To determine the time it takes for the rock to hit the ground and the velocity at impact, we can use the equations of motion under constant acceleration. In this case, the acceleration is due to gravity and is approximately 9.8 m/s² (assuming no significant air resistance).

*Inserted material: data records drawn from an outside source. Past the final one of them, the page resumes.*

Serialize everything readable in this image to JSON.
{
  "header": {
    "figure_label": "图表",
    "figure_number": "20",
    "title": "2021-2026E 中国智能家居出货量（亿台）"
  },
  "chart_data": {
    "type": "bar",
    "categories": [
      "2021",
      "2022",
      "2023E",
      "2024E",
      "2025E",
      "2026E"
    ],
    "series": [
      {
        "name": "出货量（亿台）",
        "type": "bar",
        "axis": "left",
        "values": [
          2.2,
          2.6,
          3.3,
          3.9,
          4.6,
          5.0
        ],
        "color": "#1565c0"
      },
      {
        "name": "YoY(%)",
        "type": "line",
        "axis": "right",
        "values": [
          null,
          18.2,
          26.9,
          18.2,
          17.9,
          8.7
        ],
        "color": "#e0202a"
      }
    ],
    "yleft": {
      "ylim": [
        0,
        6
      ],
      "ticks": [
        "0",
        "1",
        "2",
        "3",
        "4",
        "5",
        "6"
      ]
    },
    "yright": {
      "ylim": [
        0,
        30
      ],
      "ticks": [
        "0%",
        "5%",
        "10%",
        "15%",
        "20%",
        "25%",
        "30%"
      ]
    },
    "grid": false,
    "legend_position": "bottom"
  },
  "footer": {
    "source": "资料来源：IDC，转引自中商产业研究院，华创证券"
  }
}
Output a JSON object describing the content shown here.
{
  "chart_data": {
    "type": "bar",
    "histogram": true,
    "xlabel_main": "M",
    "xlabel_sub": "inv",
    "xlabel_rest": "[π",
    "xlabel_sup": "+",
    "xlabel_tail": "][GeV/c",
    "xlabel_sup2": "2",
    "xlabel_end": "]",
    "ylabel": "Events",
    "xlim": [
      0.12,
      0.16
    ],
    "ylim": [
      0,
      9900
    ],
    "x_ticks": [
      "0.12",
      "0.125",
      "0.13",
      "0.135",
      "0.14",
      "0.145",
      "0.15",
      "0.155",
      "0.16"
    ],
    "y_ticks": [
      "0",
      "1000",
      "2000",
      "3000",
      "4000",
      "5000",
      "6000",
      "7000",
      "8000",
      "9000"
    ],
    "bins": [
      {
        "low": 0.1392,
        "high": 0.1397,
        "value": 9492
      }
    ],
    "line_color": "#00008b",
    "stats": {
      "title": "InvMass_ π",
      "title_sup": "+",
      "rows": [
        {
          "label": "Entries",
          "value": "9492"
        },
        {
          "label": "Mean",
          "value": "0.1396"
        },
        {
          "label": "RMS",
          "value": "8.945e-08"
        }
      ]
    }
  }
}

First, let's calculate the time it takes for the rock to fall to the ground. We can use the equation:
s = ut + (1/2)at²
Where: s is the vertical distance (6 meters in this case) u is the initial velocity (which is 0 since the rock is dropped) a is the acceleration due to gravity (-9.8 m/s²) t is the time we want to find
Plugging in the values:
6 = 0 * t + (1/2)(-9.8)t²
Simplifying:
6 = -4.9t²
Dividing both sides by -4.9:
t² = -6 / -4.9
t² ≈ 1.2245
Taking the square root of both sides:
t ≈ √1.2245
t ≈ 1.105 seconds
Therefore, it takes approximately 1.105 seconds for the rock to hit the ground.
Next, let's calculate the velocity of the rock as it hits the ground. We can use the equation:
v = u + at
Where: v is the final velocity (which is what we want to find) u is the initial velocity (0 m/s since the rock is dropped) a is the acceleration due to gravity (-9.8 m/s²) t is the time it takes to hit the ground (1.105 seconds)
Plugging in the values:
v = 0 + (-9.8)(1.105)
v ≈ -10.824 m/s
Note that the negative sign indicates that the velocity is downward, which is consistent with the direction of motion as the rock falls.
Therefore, the velocity of the rock as it hits the ground is approximately -10.824 m/s.